Growth is one of those words that we all hear as a good thing. Unless we’re talking about the growth of something we don’t want, such as hair in your nose, corns on your feet or malignant cells in your body. We also don’t want growth in crime, in violence, in substance abuse or in any other socially undesirable areas. We aren’t fond of seeing growth in inflation, pollution, teen pregnancy or vacuous television programming (ah, the contrived nature of ‘reality TV’!).  And, of course, no one wants to witness any growth in the heartbreak of psoriasis.
 
So why do we worship at the temple of growth? 
 
For companies, growth is the Holy Grail. We will fire the CEO if the enterprise doesn’t maintain growth. We want our savings to grow so we won’t be behind when inflation grows, and since the companies we work for are growing we want our salaries to grow so we can have our standard of living grow …  and so on, and so on.
 
We really want good things to grow. We say we want to grow.
 
Everyone is ‘growing’ older. Some us are still trying to grow up.
 
Has anyone suggested that growth itself might be the problem? I think a lot of people come to this realization as they grow older. More and more of us are ‘downsizing’—performing anti-materialistic acrobatics of reverse growth—succumbing to the ideal of growing smaller (which is a bit of an oxymoron).
 
What if we put a moratorium on growth for a year?  No one is allowed to grow at all in any way for 365 days.
 
But darn it, if we did that, then people would begin to grow their patience.
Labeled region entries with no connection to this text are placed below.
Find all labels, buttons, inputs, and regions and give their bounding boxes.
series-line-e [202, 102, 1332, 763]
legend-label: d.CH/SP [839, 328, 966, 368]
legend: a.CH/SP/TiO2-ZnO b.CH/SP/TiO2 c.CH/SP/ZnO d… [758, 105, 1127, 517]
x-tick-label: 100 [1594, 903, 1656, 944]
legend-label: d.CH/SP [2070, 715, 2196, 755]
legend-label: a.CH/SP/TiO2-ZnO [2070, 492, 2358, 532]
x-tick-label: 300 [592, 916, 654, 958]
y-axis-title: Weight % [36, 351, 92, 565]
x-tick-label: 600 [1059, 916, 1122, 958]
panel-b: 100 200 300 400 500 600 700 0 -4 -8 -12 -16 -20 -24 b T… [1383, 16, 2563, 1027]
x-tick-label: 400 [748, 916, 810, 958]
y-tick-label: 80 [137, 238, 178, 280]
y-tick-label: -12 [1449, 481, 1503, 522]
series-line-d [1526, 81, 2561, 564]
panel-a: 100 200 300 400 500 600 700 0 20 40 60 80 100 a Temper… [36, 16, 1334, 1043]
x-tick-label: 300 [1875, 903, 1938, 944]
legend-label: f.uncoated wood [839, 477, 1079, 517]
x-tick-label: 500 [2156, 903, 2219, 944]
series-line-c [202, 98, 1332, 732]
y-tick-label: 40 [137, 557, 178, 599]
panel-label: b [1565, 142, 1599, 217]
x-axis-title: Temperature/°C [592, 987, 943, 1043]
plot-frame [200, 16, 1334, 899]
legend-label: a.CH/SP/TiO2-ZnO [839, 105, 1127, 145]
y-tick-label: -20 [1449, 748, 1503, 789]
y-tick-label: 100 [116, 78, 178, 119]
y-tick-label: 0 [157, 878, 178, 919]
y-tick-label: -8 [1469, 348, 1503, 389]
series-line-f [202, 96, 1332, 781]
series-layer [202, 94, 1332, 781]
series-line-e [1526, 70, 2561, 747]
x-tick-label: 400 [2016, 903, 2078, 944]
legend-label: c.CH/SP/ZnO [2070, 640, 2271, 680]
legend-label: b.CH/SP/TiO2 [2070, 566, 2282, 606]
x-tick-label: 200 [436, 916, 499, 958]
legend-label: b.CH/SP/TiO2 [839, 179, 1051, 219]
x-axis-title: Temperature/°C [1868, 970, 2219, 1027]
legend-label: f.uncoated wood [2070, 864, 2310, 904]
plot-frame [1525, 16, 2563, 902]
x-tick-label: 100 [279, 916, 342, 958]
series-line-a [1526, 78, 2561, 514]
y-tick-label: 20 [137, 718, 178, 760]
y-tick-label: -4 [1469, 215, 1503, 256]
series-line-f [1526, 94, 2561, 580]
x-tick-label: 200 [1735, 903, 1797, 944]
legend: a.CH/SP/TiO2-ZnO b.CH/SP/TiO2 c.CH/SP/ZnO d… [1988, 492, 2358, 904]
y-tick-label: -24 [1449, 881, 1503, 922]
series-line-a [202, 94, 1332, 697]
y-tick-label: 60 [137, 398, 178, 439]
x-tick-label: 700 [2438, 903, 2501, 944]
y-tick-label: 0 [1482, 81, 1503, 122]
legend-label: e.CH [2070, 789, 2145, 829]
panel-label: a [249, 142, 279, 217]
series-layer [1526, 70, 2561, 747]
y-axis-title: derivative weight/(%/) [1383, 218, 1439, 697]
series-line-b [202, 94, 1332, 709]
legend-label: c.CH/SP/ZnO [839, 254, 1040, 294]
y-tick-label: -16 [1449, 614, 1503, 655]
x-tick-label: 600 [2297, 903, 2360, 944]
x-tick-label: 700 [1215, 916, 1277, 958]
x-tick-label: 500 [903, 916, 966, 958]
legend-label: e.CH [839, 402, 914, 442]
Since there wouldn’t be so much pressure to go out and acquire the next ‘thing’, they’d grow more serene. People might grow together. Even spend more time in the present and less time anticipating the future that never arrives. We might even grow satisfied with what we have—and that growing satisfaction would completely defeat the purpose of a no-growth policy.
 
Maybe we could just acknowledge that growing is what happens between birth and death and that, like gravity, it doesn’t even consider our point-of-view. Let’s face it: growth doesn’t care what we think. It happens and will happen anyway. We can never escape it. We can never control it. But we have a choice as to whether we accept it or resist it.
 
So let’s just say “Thanks” to life for helping us grow and let’s look forward to the growth we have yet to experience. Just imagine at 60 having 40 more years of unpredictable, uncontrollable growing to do!